September 8th, 2011 // 5 Comments
Filed: Tech

Jerry Yang could have sold Yahoo to Microsoft for $47.5 billion. He turned it down. Today the company is worth $17 billion and is begging anyone to buy it. Think about that for a moment. Jerry Yang cost his shareholders $30 billion. The Wall Street Journal says it’s time for Jerry to “do himself, and all Yahoo shareholders, a favor and quit the company’s board.” Ouch. But, yeah.



Doesn’t he have some competition for this award? After all, the CEO who made that stupid offer has cost his shareholders $300B since 2000.
Microsoft is lucky that they weren’t able to buy Yahoo for $47.5B.
Balmer has cost Microsoft shareholders at least $300B.
Probably much more, considering that IBM grew in the same period +60% while MSFT lost more than half of its value.
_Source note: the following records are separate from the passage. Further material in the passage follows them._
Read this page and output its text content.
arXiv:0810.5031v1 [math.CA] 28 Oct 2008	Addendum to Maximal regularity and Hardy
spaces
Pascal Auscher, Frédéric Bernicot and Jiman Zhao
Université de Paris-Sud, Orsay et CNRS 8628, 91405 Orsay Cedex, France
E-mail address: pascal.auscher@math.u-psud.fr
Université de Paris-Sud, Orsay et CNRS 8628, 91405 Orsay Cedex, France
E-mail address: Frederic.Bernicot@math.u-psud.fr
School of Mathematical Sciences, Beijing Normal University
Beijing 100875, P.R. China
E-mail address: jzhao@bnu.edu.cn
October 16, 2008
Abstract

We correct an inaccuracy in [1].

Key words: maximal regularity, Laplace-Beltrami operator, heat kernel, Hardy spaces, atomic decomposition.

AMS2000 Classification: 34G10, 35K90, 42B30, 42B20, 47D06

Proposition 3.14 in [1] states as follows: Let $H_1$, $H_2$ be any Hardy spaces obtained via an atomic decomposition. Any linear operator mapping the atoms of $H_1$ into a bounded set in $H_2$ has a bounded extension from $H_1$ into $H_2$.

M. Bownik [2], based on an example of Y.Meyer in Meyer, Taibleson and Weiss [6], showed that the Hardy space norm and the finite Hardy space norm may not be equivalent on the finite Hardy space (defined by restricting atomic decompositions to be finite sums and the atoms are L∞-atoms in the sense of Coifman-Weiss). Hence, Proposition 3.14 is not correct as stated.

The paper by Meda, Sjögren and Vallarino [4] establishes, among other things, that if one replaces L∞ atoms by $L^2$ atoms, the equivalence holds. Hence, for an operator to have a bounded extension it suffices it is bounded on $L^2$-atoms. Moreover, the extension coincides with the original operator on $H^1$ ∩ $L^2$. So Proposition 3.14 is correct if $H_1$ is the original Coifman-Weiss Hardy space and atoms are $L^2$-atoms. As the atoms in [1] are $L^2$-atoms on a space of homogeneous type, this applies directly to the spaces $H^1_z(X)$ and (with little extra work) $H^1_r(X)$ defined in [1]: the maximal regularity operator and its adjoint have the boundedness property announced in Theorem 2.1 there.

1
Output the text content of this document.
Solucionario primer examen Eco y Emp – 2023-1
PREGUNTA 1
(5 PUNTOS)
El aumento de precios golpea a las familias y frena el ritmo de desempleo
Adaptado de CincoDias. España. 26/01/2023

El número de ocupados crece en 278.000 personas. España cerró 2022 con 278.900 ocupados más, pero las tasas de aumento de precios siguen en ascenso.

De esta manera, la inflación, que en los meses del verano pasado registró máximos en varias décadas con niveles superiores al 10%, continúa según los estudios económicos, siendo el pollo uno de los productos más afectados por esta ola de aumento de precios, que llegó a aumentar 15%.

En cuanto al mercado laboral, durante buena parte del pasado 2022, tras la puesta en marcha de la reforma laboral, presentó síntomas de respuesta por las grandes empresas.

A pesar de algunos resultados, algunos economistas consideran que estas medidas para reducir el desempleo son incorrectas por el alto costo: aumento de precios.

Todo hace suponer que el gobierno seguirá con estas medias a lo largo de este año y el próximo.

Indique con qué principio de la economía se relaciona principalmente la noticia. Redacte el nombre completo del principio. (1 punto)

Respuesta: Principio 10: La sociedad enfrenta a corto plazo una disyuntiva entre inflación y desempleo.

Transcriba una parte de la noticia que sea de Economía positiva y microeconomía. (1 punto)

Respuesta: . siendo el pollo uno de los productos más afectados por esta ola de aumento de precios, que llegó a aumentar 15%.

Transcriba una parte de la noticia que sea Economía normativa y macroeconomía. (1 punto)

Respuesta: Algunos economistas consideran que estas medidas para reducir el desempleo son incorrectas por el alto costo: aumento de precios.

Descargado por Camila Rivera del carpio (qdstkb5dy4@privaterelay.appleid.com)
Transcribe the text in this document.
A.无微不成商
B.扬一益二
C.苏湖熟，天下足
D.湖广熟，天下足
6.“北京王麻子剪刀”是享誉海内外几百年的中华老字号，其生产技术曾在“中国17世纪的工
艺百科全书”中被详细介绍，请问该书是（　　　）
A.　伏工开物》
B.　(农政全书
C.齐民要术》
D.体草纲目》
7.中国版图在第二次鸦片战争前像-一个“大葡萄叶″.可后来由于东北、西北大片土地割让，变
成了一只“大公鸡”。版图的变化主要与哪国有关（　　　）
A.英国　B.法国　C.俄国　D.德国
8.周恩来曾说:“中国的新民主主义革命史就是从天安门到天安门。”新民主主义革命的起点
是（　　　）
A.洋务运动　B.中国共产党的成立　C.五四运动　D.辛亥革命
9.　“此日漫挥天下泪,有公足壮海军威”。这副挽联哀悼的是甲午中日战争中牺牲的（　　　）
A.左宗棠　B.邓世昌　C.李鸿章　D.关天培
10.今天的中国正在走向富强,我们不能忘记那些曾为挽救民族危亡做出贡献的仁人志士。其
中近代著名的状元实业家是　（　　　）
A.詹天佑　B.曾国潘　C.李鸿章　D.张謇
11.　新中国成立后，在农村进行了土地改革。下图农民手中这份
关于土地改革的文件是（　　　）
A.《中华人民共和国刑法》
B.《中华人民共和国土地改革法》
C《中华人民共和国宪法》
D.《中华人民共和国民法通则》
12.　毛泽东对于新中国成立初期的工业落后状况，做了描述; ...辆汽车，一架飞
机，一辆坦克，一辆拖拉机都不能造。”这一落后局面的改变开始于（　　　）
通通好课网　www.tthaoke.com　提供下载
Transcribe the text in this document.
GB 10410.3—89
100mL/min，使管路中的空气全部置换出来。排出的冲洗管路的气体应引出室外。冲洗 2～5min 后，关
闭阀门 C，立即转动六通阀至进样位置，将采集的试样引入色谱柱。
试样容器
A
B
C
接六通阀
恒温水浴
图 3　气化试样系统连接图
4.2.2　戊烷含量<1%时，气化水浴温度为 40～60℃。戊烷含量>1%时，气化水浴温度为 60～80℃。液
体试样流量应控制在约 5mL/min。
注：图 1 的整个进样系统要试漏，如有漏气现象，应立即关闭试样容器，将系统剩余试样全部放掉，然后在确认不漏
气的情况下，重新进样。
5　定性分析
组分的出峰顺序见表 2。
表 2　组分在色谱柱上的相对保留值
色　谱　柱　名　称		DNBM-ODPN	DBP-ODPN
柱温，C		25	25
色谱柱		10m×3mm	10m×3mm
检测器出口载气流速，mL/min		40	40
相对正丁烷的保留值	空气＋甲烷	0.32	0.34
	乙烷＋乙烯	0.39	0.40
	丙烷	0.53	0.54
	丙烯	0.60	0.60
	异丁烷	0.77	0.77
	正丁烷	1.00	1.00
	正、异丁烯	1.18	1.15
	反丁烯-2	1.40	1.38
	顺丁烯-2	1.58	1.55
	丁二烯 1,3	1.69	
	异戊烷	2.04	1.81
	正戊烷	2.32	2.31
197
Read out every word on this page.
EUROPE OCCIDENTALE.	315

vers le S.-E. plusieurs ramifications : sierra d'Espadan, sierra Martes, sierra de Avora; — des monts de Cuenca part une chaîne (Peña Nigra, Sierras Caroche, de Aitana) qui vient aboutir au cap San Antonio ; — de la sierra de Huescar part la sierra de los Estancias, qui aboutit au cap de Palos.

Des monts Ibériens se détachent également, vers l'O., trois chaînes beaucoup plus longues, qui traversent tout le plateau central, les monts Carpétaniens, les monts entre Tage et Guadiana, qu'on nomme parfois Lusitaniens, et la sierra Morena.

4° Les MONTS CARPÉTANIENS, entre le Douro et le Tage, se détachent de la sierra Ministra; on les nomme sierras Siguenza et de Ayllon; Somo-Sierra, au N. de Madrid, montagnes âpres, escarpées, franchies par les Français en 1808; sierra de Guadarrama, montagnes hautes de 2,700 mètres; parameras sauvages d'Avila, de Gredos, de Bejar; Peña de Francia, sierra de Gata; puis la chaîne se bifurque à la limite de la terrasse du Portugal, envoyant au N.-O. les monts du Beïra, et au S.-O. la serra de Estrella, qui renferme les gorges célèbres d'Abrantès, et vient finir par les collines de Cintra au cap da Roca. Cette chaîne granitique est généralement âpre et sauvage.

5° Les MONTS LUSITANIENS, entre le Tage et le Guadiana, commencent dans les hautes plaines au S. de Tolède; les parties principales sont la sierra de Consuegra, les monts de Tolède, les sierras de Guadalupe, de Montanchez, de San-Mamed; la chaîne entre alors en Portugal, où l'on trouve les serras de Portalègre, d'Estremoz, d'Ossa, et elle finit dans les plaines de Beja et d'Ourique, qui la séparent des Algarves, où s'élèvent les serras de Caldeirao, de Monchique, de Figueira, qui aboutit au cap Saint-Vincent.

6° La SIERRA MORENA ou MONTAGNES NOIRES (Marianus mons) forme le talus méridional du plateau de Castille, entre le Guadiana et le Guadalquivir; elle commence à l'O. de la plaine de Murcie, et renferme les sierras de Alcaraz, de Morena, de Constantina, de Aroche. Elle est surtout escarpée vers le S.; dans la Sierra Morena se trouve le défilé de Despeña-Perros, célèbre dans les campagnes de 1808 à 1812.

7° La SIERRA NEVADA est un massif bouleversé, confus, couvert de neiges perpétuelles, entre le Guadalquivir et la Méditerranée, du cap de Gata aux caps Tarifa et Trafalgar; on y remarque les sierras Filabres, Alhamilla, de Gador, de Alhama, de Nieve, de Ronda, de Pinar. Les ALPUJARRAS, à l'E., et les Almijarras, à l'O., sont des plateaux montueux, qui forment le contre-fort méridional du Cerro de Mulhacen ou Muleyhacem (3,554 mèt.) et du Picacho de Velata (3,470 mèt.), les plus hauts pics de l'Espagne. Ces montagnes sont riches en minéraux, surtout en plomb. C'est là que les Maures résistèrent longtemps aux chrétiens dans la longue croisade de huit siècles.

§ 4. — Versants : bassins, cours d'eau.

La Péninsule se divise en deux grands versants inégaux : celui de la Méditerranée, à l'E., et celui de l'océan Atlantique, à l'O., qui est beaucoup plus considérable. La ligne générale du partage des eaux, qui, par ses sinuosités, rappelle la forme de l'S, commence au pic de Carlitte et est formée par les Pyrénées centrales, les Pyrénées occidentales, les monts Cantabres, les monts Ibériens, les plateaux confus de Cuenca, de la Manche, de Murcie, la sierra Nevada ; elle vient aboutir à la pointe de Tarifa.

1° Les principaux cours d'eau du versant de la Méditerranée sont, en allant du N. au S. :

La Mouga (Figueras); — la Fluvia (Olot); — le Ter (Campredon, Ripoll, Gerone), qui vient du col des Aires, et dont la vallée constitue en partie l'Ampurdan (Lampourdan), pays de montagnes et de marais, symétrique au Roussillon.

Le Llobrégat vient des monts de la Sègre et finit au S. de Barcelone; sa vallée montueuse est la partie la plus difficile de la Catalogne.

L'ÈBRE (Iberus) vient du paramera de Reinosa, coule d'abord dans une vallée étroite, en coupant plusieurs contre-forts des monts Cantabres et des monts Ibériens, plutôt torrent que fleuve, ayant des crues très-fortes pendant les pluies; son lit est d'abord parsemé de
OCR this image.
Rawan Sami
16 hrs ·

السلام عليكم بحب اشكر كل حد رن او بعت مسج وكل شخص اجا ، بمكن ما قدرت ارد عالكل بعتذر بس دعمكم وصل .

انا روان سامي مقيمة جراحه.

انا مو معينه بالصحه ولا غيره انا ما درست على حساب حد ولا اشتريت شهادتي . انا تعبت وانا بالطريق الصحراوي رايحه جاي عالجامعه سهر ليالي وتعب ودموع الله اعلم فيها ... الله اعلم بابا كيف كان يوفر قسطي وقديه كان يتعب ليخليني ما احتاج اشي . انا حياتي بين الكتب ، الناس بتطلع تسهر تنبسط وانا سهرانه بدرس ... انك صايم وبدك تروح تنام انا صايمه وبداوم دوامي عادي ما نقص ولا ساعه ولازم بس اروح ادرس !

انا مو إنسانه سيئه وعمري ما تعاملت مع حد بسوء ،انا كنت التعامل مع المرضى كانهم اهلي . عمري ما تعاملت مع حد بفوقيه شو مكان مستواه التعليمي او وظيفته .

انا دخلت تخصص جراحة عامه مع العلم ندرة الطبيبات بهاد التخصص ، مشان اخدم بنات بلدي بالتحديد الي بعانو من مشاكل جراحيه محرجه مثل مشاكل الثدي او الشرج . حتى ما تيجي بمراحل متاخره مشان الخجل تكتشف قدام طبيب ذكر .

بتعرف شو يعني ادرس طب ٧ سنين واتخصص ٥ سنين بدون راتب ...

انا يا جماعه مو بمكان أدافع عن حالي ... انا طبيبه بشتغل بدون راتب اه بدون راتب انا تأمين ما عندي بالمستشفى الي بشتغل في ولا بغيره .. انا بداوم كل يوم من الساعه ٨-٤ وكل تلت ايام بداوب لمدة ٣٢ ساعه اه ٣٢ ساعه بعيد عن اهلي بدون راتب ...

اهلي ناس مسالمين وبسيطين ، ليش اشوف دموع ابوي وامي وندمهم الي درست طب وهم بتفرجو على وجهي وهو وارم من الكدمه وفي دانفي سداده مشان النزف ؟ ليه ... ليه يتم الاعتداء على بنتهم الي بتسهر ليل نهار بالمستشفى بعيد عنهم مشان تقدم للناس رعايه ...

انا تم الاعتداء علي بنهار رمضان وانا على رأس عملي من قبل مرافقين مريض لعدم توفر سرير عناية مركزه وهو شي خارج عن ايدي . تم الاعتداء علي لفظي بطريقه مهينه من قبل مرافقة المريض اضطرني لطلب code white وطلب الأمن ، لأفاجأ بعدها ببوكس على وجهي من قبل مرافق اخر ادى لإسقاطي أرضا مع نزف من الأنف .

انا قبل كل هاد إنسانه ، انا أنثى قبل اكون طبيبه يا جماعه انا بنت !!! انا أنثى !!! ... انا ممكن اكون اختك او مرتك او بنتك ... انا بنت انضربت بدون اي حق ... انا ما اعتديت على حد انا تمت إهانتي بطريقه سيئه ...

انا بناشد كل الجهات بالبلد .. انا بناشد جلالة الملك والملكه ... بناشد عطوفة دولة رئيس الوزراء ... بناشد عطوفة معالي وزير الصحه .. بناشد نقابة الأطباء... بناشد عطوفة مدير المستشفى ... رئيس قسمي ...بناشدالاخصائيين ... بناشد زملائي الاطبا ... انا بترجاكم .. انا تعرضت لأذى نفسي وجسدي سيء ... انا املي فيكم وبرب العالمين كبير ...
Half of that offer was in Microsoft stock which has since dropped in half together with everyone else. The deal would not have been consummated for a year at least due to antitrust scrutiny it would cause, and by then the stockmarket would have entered the deep dive and possibly caused the deal to fall through anyway.
One could argue that shareholders were not hurt at all, since Yahoo stock jumped right up to the value of the offer when it was announced. Speculators that did not declare victory and sell may have been hurt, though. Such is the price of greed.